FOM: misunderstandings?

Cristian Cocos cristi at ieee.org
Sun Jun 4 21:40:24 EDT 2000


holmes at catseye.idbsu.edu wrote:

> Simpson:

> I certainly do think that a
> set is made up of its elements.  What is wrong with this view?  Why
> does Holmes say that it is not based on reflection?
>
> Holmes reply:
>
> It is self-evident that a set is not made up of its elements.

Not *mereologically* at least. But I guess Simpson uses the phrase 'made up of'
the way almost everybody (except perhaps Lewis and Holmes) uses it in this
context, i.e. not as 'made of parts' but as 'made of elements'. See for example
mereotopological analysis versus conceptual analysis: *different* analytical
perspectives of the *same* thing. There is nothing wrong with that. Indeed, 'made
up of' could suggest in the majority of cases a *mereological* decomposition. But
it shouldn't always... Not in this case anyway.

> Otherwise, what is the difference between x and {x}?  The relation of
> part to whole for sets is the subset relation, not the membership
> relation.  It is "almost" true that a set is "made up" of its elements
> -- it is actually "made up" of the singleton sets of its elements.  It
> remains to figure out what the singleton construction does...  (This
> argument is developed by David Lewis in his book Parts of Classes -- I
> came up with it independently while analyzing the metaphysical
> underpinnings of my favorite set theory).
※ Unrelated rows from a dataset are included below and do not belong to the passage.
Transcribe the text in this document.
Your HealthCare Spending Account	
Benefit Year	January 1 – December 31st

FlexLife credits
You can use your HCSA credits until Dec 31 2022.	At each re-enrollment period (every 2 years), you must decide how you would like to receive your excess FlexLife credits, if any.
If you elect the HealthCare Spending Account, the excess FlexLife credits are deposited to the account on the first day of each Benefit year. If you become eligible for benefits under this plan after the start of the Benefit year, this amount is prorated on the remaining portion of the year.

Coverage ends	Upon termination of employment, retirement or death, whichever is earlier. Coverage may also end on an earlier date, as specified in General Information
Lewis doesn't like the membership relation; he considers it too 'mysterious' and
he tries to reduce it to mereological fusion. Of course he won't be able to
achieve this. Lewis' merit is that he has managed to push the frontiers of
mereology within set theory to the extreme, at the same time isolating the
ontological originality of the membership relation in its purest form and
emphasizing its irreducibility: Lewis has shown how much of set theory is
mereology and how much is not.

As for the reasons of his aversion to the membership relation, I am still not very
clear... I have never considered it problematic, nor have I come across
mathematicians that do. I find it to be one of the basic/primitive epistemic
tools: a mechanism that, ultimately, *constitutes* us, human beings, as cognitive
agents. What is it to explain besides that? What is so mysterious about that?